17:36 345. Differentiation of Pathological Processes and Clinical Forms in Multiple Sclerosis: A Tract Based Spatial Statistics Study
    Salem Hannoun1,2, Francoise Durand-Dubief1,3, Danielle Ibarrola2, Jean Christophe Comte2, Christian Confavreux3, Dominique Sappey-Marinier1,2
CREATIS-LRMN, UMR5220 CNRS & U630 INSERM & Université de Lyon, Bron, France; 2CERMEP-Imagerie du vivant, Bron, France; 3Hopital Neurologique, Groupement Hospitalier Est, Bron, France
    This study aims to characterize the pathological processes and differentiate the clinical forms of multiple sclerosis (MS) patients using tract based spatial statistics (TBSS). Significant decreases of FA values were observed in numerous white matter regions of MS patients (SP, PP and RR forms) when compared to control subjects. These decreases were also more pronounced when comparing patients with more advanced forms (SP and PP) to RR patients while no significant differences were observed between SP and PP groups. This technique constitutes an important new tool to follow the disease progression and better characterize the alterations extent between patients clinical status.

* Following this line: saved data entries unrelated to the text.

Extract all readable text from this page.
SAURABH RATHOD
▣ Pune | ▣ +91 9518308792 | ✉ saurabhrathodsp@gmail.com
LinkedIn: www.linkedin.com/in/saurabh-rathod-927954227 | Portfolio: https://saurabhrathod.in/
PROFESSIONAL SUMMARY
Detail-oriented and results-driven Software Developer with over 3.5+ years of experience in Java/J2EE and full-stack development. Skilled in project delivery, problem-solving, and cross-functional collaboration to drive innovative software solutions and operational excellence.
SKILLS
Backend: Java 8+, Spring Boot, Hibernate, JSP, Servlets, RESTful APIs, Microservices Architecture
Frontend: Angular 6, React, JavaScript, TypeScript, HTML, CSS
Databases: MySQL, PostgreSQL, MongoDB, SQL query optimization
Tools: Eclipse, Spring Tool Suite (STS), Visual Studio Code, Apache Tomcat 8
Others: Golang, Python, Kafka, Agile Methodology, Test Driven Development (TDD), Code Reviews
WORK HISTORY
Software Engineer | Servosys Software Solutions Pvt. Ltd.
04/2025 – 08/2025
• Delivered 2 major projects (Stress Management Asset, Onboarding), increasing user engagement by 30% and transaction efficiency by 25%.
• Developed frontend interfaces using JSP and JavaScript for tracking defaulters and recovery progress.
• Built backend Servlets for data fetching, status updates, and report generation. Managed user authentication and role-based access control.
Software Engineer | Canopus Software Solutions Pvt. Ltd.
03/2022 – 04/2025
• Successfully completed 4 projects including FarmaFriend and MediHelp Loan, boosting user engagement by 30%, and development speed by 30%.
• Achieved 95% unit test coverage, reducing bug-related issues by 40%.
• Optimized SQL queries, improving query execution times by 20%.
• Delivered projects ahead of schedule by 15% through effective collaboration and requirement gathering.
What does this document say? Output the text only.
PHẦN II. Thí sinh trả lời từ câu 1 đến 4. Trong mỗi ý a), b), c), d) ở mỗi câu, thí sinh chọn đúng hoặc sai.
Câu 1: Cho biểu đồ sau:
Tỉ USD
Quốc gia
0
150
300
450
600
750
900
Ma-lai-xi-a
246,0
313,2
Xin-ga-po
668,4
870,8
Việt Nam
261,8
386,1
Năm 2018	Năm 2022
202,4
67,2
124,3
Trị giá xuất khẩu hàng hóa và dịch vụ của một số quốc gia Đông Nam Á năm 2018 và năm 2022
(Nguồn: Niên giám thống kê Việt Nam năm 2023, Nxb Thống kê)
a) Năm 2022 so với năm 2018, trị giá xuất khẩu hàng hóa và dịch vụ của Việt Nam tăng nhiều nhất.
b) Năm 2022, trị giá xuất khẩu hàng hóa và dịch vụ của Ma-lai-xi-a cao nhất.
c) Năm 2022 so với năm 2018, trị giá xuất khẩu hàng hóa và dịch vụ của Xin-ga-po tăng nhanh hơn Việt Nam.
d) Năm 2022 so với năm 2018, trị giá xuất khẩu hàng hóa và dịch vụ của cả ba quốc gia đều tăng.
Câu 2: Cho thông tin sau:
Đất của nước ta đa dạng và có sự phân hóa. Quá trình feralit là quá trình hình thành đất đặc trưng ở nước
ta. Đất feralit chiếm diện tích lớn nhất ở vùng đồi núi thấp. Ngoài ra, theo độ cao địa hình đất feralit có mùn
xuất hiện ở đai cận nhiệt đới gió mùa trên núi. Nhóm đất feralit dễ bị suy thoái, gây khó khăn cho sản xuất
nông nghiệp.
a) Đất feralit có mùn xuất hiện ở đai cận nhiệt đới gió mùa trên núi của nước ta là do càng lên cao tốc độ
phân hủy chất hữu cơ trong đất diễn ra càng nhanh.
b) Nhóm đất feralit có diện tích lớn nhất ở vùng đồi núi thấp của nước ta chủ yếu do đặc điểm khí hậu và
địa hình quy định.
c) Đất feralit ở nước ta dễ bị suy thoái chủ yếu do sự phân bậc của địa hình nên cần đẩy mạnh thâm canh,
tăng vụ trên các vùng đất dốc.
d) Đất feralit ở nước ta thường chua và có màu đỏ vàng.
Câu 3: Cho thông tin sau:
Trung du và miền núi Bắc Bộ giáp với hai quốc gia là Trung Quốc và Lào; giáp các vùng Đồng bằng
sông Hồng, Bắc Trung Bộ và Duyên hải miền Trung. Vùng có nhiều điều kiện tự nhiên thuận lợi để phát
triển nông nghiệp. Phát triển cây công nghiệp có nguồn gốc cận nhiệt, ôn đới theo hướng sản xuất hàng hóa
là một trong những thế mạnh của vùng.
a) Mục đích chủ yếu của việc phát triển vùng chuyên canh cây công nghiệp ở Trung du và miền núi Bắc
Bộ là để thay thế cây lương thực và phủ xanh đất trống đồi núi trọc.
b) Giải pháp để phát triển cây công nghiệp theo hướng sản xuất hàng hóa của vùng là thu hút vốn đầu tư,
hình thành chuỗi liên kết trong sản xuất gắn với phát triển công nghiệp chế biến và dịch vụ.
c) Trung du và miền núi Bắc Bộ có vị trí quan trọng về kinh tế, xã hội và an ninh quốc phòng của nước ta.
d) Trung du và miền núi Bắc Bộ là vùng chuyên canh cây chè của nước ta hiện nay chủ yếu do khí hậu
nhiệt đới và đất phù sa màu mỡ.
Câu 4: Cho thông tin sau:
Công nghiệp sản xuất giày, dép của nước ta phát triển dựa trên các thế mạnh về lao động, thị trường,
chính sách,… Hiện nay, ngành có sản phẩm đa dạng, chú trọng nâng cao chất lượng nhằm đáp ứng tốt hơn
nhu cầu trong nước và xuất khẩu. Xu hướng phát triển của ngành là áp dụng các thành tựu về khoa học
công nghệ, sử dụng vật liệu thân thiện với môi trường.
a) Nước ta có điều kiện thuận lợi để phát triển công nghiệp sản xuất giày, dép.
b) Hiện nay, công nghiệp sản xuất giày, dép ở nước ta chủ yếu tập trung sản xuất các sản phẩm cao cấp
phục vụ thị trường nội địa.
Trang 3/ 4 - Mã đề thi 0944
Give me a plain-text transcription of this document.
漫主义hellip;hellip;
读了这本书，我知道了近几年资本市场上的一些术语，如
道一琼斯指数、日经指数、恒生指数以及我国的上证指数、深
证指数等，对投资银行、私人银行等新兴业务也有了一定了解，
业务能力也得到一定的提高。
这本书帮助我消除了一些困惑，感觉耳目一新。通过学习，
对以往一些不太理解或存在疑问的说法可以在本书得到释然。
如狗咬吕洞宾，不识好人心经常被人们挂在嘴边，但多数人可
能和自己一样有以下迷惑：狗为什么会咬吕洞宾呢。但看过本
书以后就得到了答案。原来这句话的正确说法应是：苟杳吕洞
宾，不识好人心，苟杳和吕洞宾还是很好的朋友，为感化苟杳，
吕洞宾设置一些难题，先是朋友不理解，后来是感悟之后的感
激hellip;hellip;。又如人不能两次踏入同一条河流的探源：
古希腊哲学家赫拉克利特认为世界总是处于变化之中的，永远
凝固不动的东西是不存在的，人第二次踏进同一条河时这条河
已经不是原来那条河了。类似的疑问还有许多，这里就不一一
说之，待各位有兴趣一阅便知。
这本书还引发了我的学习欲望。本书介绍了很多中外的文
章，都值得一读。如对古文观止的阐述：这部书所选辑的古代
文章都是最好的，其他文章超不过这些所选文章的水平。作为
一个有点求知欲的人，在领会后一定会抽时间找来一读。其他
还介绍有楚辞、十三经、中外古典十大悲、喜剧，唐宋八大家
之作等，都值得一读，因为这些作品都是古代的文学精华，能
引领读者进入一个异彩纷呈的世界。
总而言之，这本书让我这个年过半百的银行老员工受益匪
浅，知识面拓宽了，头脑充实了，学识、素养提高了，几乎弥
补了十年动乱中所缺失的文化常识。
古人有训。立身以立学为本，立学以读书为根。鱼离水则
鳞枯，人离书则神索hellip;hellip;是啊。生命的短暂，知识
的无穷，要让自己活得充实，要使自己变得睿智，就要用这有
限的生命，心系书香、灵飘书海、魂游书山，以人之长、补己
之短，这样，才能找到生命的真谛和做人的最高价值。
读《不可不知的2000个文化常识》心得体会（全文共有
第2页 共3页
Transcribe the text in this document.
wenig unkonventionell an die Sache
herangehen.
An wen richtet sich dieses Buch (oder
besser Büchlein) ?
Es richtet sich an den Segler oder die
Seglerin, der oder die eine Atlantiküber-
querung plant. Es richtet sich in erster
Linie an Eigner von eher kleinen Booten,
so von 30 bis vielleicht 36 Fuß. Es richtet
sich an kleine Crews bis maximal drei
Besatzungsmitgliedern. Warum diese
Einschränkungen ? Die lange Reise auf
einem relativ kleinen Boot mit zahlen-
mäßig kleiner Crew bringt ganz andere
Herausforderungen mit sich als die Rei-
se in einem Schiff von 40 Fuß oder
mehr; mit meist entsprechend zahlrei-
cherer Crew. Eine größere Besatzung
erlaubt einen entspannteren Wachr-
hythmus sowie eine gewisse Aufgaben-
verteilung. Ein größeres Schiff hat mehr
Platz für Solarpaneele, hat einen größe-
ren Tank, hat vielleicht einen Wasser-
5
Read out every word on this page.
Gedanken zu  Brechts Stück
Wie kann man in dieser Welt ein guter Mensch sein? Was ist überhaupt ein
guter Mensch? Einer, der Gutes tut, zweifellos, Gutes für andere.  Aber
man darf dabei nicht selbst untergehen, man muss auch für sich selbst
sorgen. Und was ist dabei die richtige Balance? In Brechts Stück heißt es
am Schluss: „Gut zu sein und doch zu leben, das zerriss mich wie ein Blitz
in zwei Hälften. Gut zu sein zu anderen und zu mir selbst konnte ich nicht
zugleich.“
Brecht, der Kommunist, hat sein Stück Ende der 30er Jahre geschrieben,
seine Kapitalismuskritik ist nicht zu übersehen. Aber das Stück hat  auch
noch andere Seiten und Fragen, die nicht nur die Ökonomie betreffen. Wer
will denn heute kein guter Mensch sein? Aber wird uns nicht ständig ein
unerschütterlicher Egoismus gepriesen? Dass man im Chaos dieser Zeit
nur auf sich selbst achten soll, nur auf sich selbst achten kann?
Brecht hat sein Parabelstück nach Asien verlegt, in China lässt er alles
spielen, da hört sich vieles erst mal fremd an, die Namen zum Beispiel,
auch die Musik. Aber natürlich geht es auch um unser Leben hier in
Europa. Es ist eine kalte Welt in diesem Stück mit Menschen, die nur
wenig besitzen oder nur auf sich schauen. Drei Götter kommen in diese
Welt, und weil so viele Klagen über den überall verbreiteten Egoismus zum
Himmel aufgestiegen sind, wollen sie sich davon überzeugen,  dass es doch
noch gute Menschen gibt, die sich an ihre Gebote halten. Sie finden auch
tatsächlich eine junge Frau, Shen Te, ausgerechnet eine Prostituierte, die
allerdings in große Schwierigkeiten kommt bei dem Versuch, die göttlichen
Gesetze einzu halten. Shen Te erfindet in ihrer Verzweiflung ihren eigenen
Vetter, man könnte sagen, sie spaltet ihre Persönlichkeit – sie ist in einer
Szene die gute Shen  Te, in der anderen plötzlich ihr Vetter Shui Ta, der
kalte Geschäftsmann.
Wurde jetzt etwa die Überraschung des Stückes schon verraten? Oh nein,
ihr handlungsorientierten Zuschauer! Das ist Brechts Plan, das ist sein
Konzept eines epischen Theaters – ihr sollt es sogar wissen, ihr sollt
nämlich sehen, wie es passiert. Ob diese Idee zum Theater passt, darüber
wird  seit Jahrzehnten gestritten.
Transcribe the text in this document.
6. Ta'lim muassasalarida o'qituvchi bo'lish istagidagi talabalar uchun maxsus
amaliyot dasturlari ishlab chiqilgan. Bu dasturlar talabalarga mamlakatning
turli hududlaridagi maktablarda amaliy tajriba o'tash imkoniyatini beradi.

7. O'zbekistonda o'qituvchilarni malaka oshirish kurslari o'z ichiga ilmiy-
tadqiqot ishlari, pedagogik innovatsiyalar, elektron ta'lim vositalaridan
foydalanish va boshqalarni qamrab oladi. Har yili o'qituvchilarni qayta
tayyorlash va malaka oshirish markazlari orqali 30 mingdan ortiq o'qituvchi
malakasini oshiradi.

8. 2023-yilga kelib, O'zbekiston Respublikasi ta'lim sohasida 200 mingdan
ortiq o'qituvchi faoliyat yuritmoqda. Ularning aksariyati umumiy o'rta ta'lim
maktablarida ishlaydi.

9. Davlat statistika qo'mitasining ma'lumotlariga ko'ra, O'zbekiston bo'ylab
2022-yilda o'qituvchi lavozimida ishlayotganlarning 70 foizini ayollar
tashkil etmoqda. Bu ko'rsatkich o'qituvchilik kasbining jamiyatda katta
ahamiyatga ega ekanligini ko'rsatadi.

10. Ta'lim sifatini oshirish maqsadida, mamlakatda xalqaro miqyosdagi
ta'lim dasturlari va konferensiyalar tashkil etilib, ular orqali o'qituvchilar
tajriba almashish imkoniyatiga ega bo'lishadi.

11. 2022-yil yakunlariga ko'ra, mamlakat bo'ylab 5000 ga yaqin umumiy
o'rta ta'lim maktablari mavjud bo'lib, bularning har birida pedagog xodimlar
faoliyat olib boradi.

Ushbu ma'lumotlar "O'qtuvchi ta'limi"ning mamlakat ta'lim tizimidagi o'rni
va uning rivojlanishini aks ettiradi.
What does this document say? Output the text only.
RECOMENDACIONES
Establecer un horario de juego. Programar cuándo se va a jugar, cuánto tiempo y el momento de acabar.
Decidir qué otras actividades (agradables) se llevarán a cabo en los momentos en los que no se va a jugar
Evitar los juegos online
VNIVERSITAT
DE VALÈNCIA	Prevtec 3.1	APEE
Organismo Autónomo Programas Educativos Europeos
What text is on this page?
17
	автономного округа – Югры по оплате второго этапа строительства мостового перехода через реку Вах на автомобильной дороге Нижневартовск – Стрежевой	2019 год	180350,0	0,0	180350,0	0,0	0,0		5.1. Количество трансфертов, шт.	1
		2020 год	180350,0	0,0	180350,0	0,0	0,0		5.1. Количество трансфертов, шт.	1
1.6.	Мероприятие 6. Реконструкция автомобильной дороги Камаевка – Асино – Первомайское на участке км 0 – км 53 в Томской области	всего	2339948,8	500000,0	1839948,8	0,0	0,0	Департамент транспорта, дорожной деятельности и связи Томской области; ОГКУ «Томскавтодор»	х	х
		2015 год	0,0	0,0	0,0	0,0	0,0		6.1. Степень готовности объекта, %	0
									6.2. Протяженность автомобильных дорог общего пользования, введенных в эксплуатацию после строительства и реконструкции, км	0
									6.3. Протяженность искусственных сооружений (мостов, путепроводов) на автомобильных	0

17:48 346. Application of Lesion Probability Maps to Predict Progression in Primary-Progressive Multiple Sclerosis: A 10-Year Multi-Centre Study
    Benedetta Bodini1, Marco Battaglini2, Nicola De Stefano2, Zhaleh Khaleeli1, Frederik Barkhof3, Bruno Brochet4, Vincent Dousset5, Massimo Filippi6, Xavier Montalban7, Chris Polman3, Marco Rovaris6, Alex Rovira7, Jaume Sastre-Garriga7, David H. Miller8, Rebecca Samson8, Olga Ciccarelli1, Alan J. Thompson1
Dept. of Brain Repair and Rehabilitation, Institute of Neurology, UCL, London, UK; 2Dept. of Neurological and Behavioural Sciences, University of Siena, Siena, Italy; 3Department of Radiology, MS Center, VU University Medical Centre, Amsterdam, Netherlands; 4Hopital Pellegrin, Centre Hospitalier Universitaire, Bordeaux, France; 5Bordeaux Neuroscience Institute, University Victor Segalen, Bordeaux, France; 6Neuroimaging Research Unit, San Raffaele Scientific Institute, Milan, Italy; 7Depts. of Neuroimmunology and Radiology, Hospital Vall d’Hebron, Barcelona, Spain; 8Dept. of Neuroinflammation, Institute of Neurology, UCL, London, London, UK
    The aim of this study was to assess whether the spatial distribution of T2 lesions predicted long-term progression in primary progressive multiple sclerosis (PPMS). To clarify this issue, we applied Lesion Probability Map, a novel technique, to a large cohort of PPMS patients followed-up over 10 years. We found that the spatial distribution of T2 lesions at baseline was relevant in predicting the risk of long-term progression. In particular, lesions in the motor and associative tracts correlated with more rapid clinical progression. We confirmed that male gender was associated with a worse long-term prognosis.